I’m thrilled to share some exciting news with you all. My first paper on AI has been published on arXiv today!
Our research delves into the potential gender biases present in popular text embedding models, a topic of growing importance for developers and businesses utilizing AI technologies. We conducted an in-depth analysis to understand how these models associate professions with gendered terms, revealing significant biases that vary across different models.
I’m so proud to contribute (even though I understand how tiny its importance is) to this important area of AI research and provide insights that can help guide the ethical development and use of AI technologies.
You’re very welcome to read the full paper on arXiv and engage with me in discussing any findings, suggestions, or feedback https://arxiv.org/abs/2406.12138
Congrats! I remember in my last job in HR tech when we were looking at analyzing skills on resumes, the internal AI team warned us that word2vec and other embedding models had a lot of built in gender and race bias.
Thanks a lot. Yep, that’s quite an old problem but the point is that it’s till unsolved and is present even among the state-of-the-art text embedding models.
Thanks a lot! We’re starting to work on a paper that would explore the positive / negative impact of applying TF-IDF for text embedding. It can save embedding costs and costs of storage but we don’t know how it translates into retrieval accuracy and latency. If we manage to find a good balance of low-relevant words to be filtered out of vector embedding, we expect it might really help save costs of embedding, storage, improve latency, maybe without any impact on accuracy or, who knows, maybe even improving the accuracy of information retrieval.
Would appreciate any thoughts / feedback on that matter.

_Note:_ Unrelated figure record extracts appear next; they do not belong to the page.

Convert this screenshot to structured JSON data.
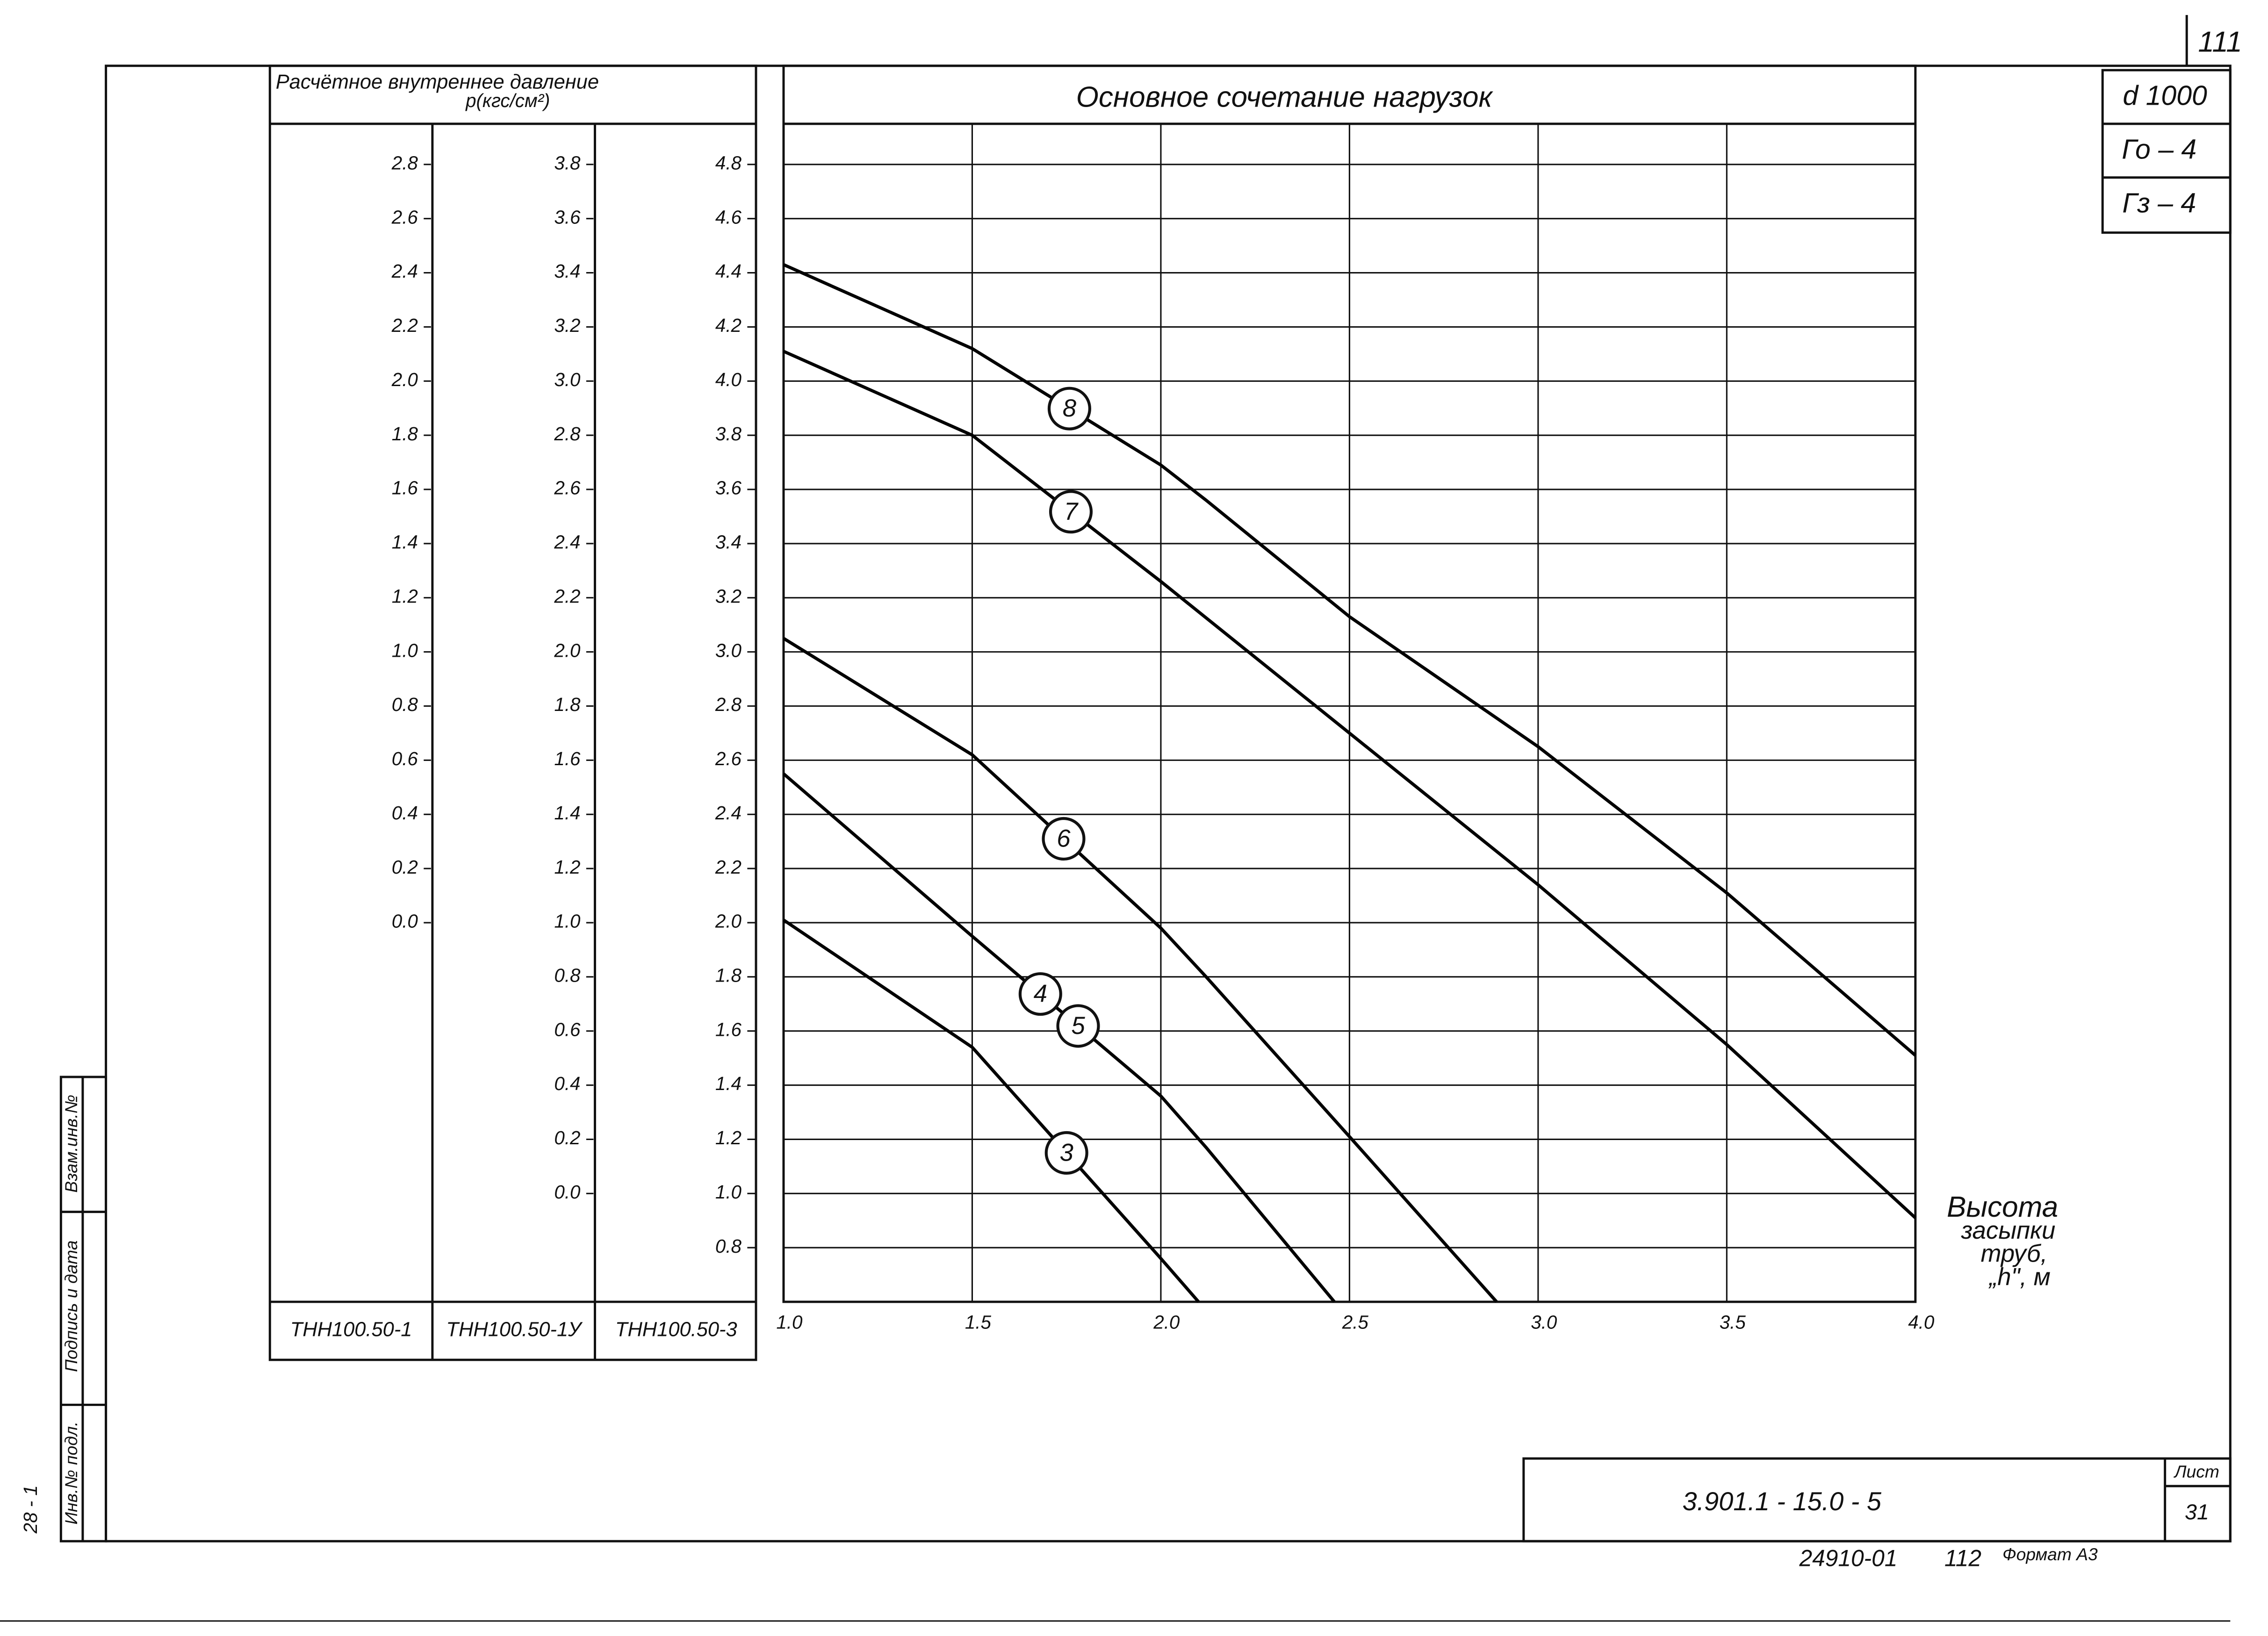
{
  "chart_data": {
    "type": "line",
    "title": "Основное сочетание нагрузок",
    "y_title": "Расчётное внутреннее давление",
    "y_unit": "p(кгс/см²)",
    "x_label_lines": [
      "Высота",
      "засыпки",
      "труб,",
      "„h\", м"
    ],
    "xlim": [
      1,
      4
    ],
    "xticks": [
      {
        "value": 1,
        "label": "1.0"
      },
      1.5,
      {
        "value": 2,
        "label": "2.0"
      },
      2.5,
      {
        "value": 3,
        "label": "3.0"
      },
      3.5,
      {
        "value": 4,
        "label": "4.0"
      }
    ],
    "ylim": [
      0.6,
      4.95
    ],
    "yticks": [
      0.8,
      {
        "value": 1,
        "label": "1.0"
      },
      1.2,
      1.4,
      1.6,
      1.8,
      {
        "value": 2,
        "label": "2.0"
      },
      2.2,
      2.4,
      2.6,
      2.8,
      {
        "value": 3,
        "label": "3.0"
      },
      3.2,
      3.4,
      3.6,
      3.8,
      {
        "value": 4,
        "label": "4.0"
      },
      4.2,
      4.4,
      4.6,
      4.8
    ],
    "y_name": "ТНН100.50-3",
    "y_scales": [
      {
        "name": "ТНН100.50-1",
        "ylim": [
          -1.4,
          2.95
        ],
        "yticks": [
          {
            "value": 0,
            "label": "0.0"
          },
          0.2,
          0.4,
          0.6,
          0.8,
          {
            "value": 1,
            "label": "1.0"
          },
          1.2,
          1.4,
          1.6,
          1.8,
          {
            "value": 2,
            "label": "2.0"
          },
          2.2,
          2.4,
          2.6,
          2.8
        ]
      },
      {
        "name": "ТНН100.50-1У",
        "ylim": [
          -0.4,
          3.95
        ],
        "yticks": [
          {
            "value": 0,
            "label": "0.0"
          },
          0.2,
          0.4,
          0.6,
          0.8,
          {
            "value": 1,
            "label": "1.0"
          },
          1.2,
          1.4,
          1.6,
          1.8,
          {
            "value": 2,
            "label": "2.0"
          },
          2.2,
          2.4,
          2.6,
          2.8,
          {
            "value": 3,
            "label": "3.0"
          },
          3.2,
          3.4,
          3.6,
          3.8
        ]
      }
    ],
    "grid": true,
    "color": "#000000",
    "series": [
      {
        "labels": [
          "3"
        ],
        "x": [
          1,
          1.5,
          2,
          2.1
        ],
        "values": [
          2.01,
          1.54,
          0.76,
          0.6
        ]
      },
      {
        "labels": [
          "4",
          "5"
        ],
        "x": [
          1,
          1.5,
          2,
          2.12,
          2.46
        ],
        "values": [
          2.55,
          1.95,
          1.36,
          1.17,
          0.6
        ]
      },
      {
        "labels": [
          "6"
        ],
        "x": [
          1,
          1.5,
          2,
          2.12,
          2.5,
          2.89
        ],
        "values": [
          3.05,
          2.62,
          1.98,
          1.8,
          1.21,
          0.6
        ]
      },
      {
        "labels": [
          "7"
        ],
        "x": [
          1,
          1.5,
          2,
          2.5,
          3,
          3.5,
          4
        ],
        "values": [
          4.11,
          3.8,
          3.26,
          2.7,
          2.14,
          1.55,
          0.91
        ]
      },
      {
        "labels": [
          "8"
        ],
        "x": [
          1,
          1.5,
          2,
          2.12,
          2.5,
          3,
          3.5,
          4
        ],
        "values": [
          4.43,
          4.12,
          3.69,
          3.56,
          3.13,
          2.65,
          2.11,
          1.51
        ]
      }
    ]
  },
  "stamp": {
    "diameter": "d 1000",
    "g0": "Го – 4",
    "g3": "Гз – 4",
    "page": "111",
    "code": "3.901.1 - 15.0 - 5",
    "sheet_label": "Лист",
    "sheet": "31"
  },
  "side": {
    "replace": "Взам.инв.№",
    "signature": "Подпись и дата",
    "inventory": "Инв.№ подл.",
    "number": "28 - 1"
  },
  "footer": {
    "sheet_code": "24910-01",
    "number": "112",
    "format": "Формат А3"
  }
}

My approach is to use TF-IDF in tandem with embeddings. And also use multiple embedding engines in parallel, all with different weighting factors.
This should reduce any specific bias, since you are averaging, unless the bias is universal across all the retrieval lanes.
The TF-IDF can be used as a worst case backup, since it doesn’t require complicated inference or API’s. And yes, with TF-IDF you can set your own custom stopword cutoff, based on rarity within the corpus.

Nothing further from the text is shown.